誰が尋ねても、彼はそう言っただろう。 だが、祭司長や長老たちが糾問しても、ピラトが取りなそうとしても、彼は不思議なほど一言も答えなかった。誰が何を言っても、

彼は答えなかっただろう。 たぶん、彼は知っていたに違いない、民衆は「十字架につけよ」としか言わないことを、「その血の責任は、われわれとわれわれの子孫の上にかかってもよい」とピラトに言うだろうことを。

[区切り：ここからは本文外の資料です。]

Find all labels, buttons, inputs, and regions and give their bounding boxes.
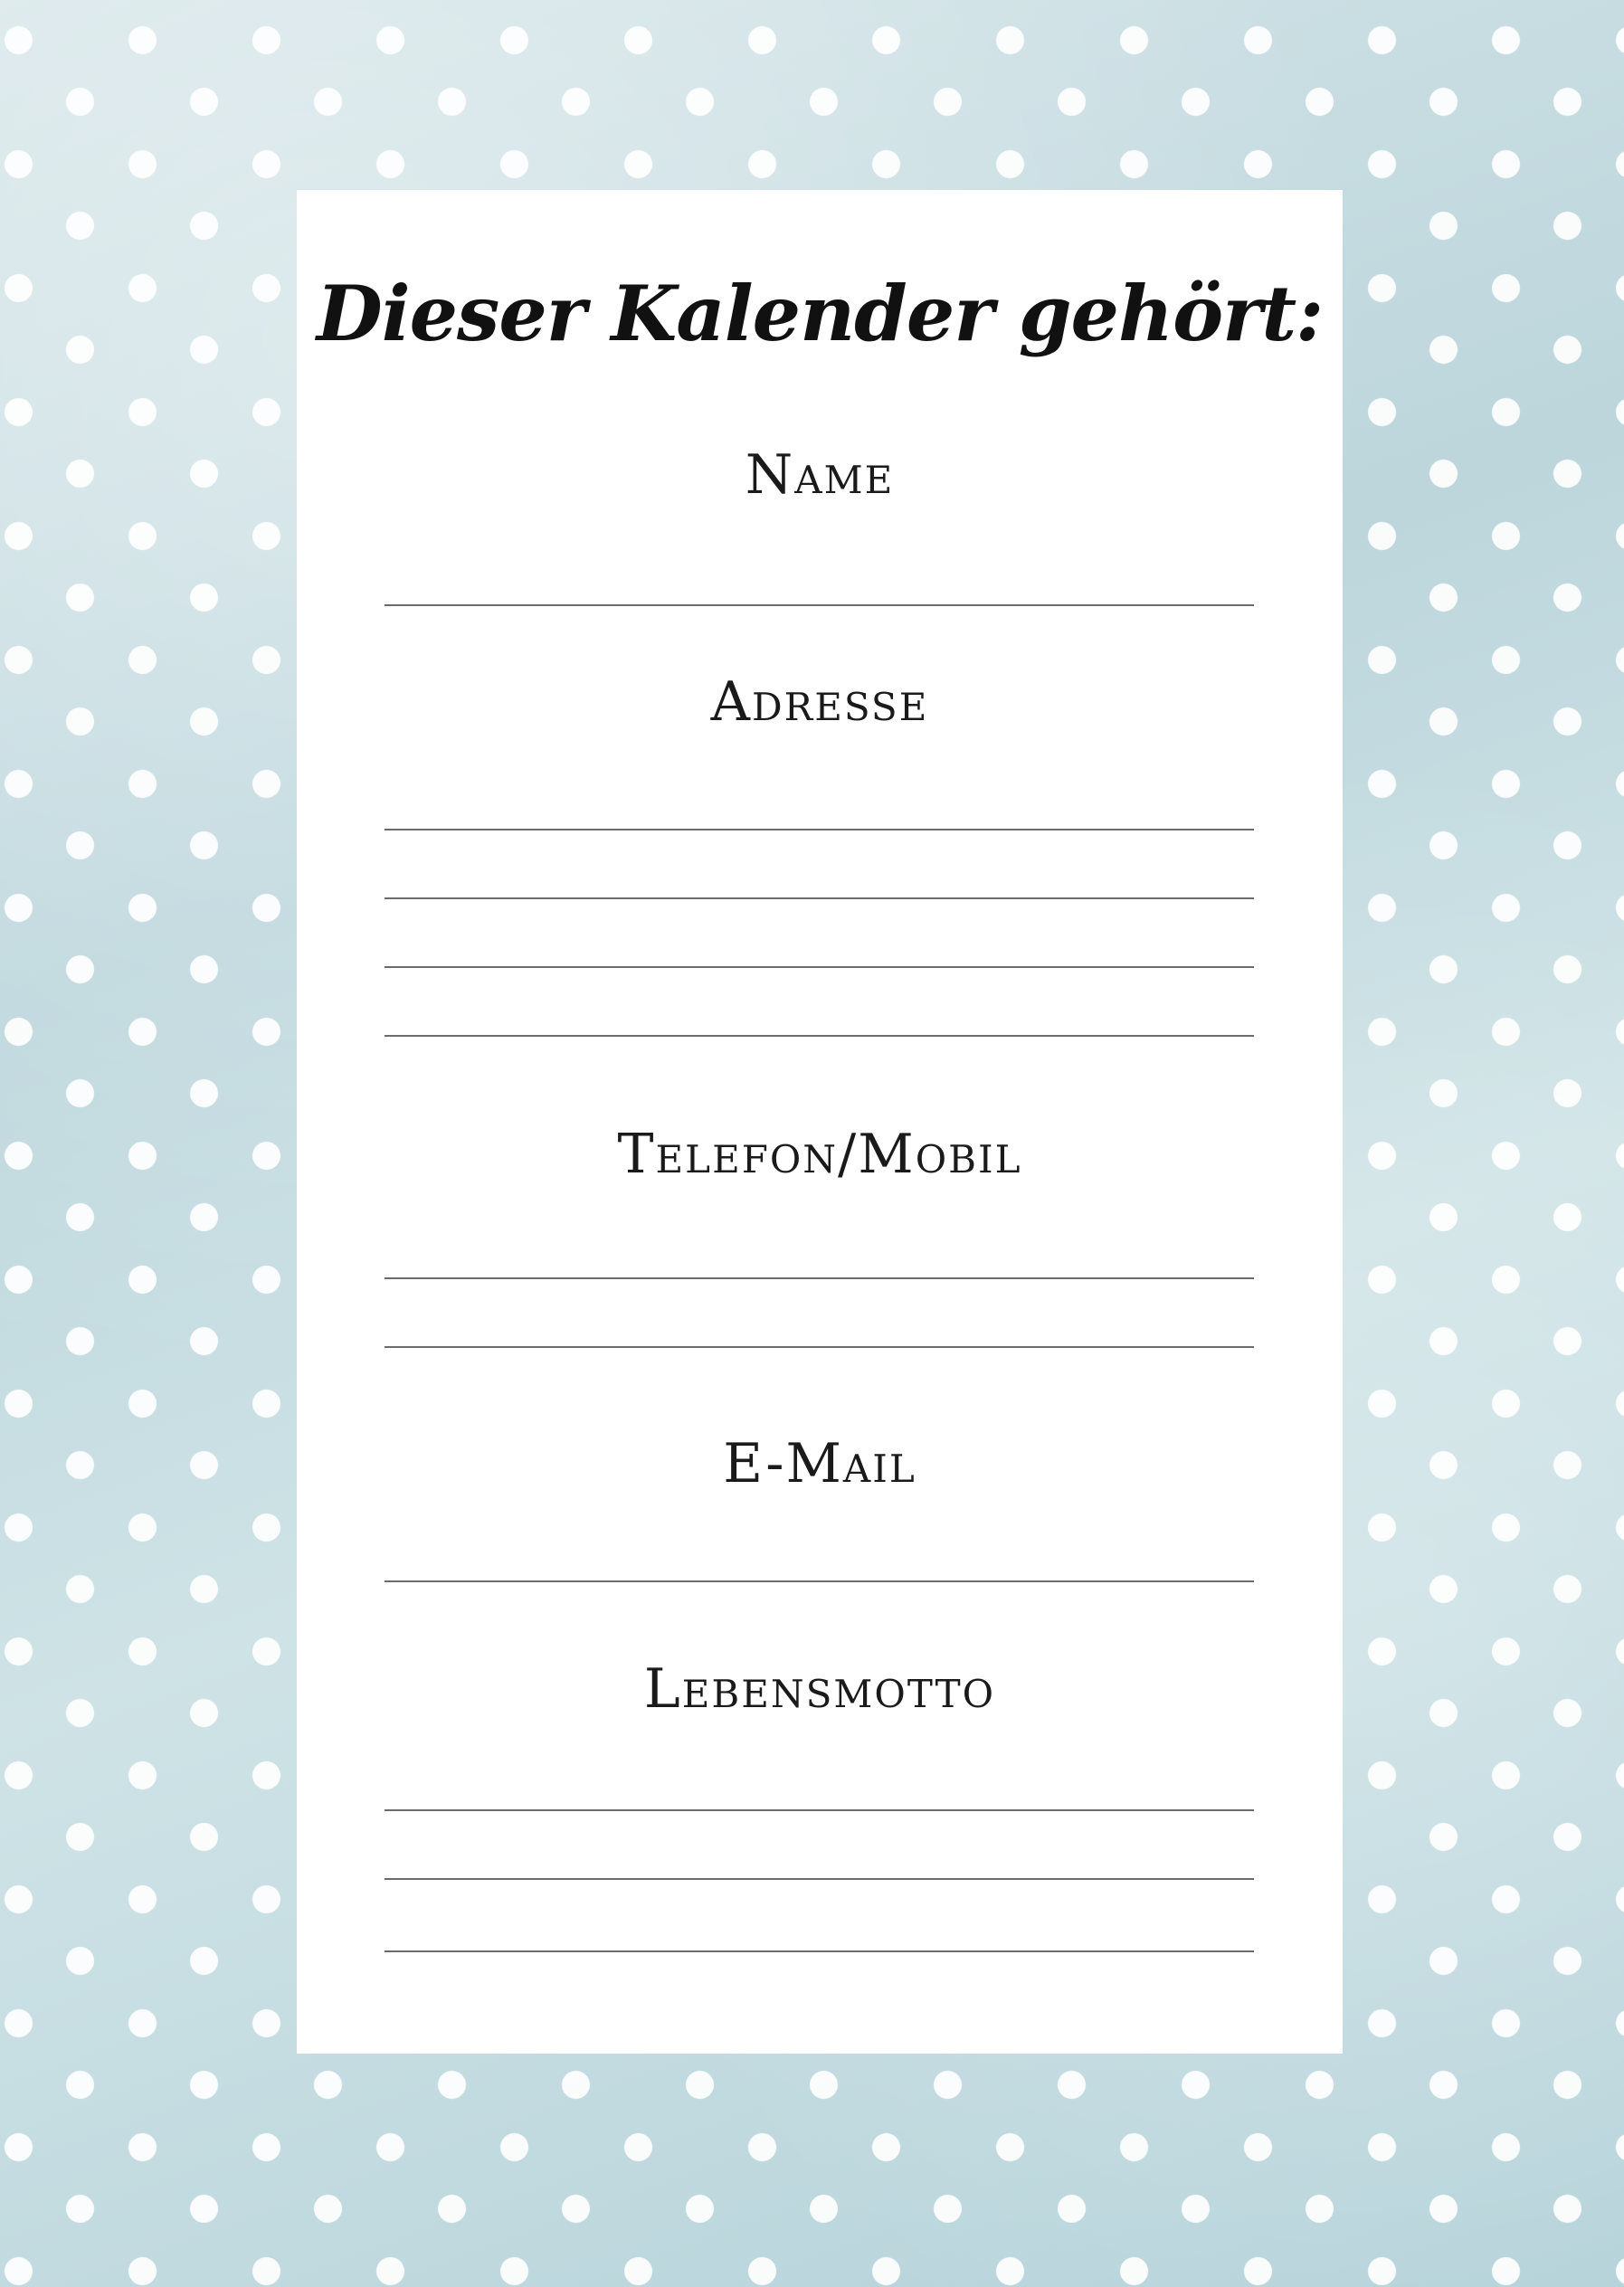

 兵士たちがクレネ人シモンに十字架を運ばせたが、彼が運んでもシモンが運んでも、同じことだった、ユダヤの民が負うべき十字架が、彼に引き渡されるということにおいて。 釘が彼の体に打ち込まれたとき、彼の顔に苦痛と安らぎの表情が同時に走るのが見えた。ユダヤの民と子孫の責任が彼の痛みとなり、永遠に張りついたのだろう、と同時に、釘は、人の子、彼を十字架にとめて 永遠に天の柱に結びつけ、安んじて 人の子を超えさせようとしたのだろう。 だから、祭司長、律法学者、長老たちが、「他人を救ったが、自分自身を救うことができない。あれがイスラエルの王なのだ・・・」と嘲弄しようと、彼は自分を信じていたはずだ―自分の血が彼らの罪を贖う、それによりみずからを救うのだと。

 正午、地上の全面が暗くなった。暗黒の三時、彼は人の子として最後の声を挙げた。雷鳴が轟き、垂れ幕が裂けた。岩が、地が裂けた。雷は垂れていた人類の負い目を引き裂いたのだ。あの地の裂け目はエジプト、アラビア、ローマまで、いや、私の知らぬ世界の涯まで拡がったに違いない。そのとき私の目に見えたのは、みじめで気高く血まみれで汚れなき彼の立像、それは十字架の縦木のように、稲妻のように垂直に天まで伸びていった、腕は十字架の横木のように、地と岩の裂け目のように地平に拡がっていった。そう、これが、あの日、私が見たことだ、いや、むしろ、深く心に感じたことだ・・・・

 松田さんが「誰が何を言っても、誰であっても同じだったろう」と書いている通りです。もはや名前も分からない数多くの人たちからもてあそばれてイエスは亡くなった。例え名前が分かったとしても、関係ないことです。誰であっても同じだったのなら。直接には関りのない私たちであっても同じだったのでしょう。そうやって私たちの救い主が亡くなった。エンドロールに、それに関わった人たちの数字が延々と映し出されます。空しいです。その虚しさを今日は覚えたいと思います。

天の神さま、余りにも無残なイエスの死を想い、人間の愚かさを懺悔します。しかし、例え一人子イエスが亡くなったとしても、世界の終わりではありませんでした。このエンドロールには、全く思いがけない次の展開が用意されていました。それら一つひとつを思い描く受難週を過ごさせて下さい。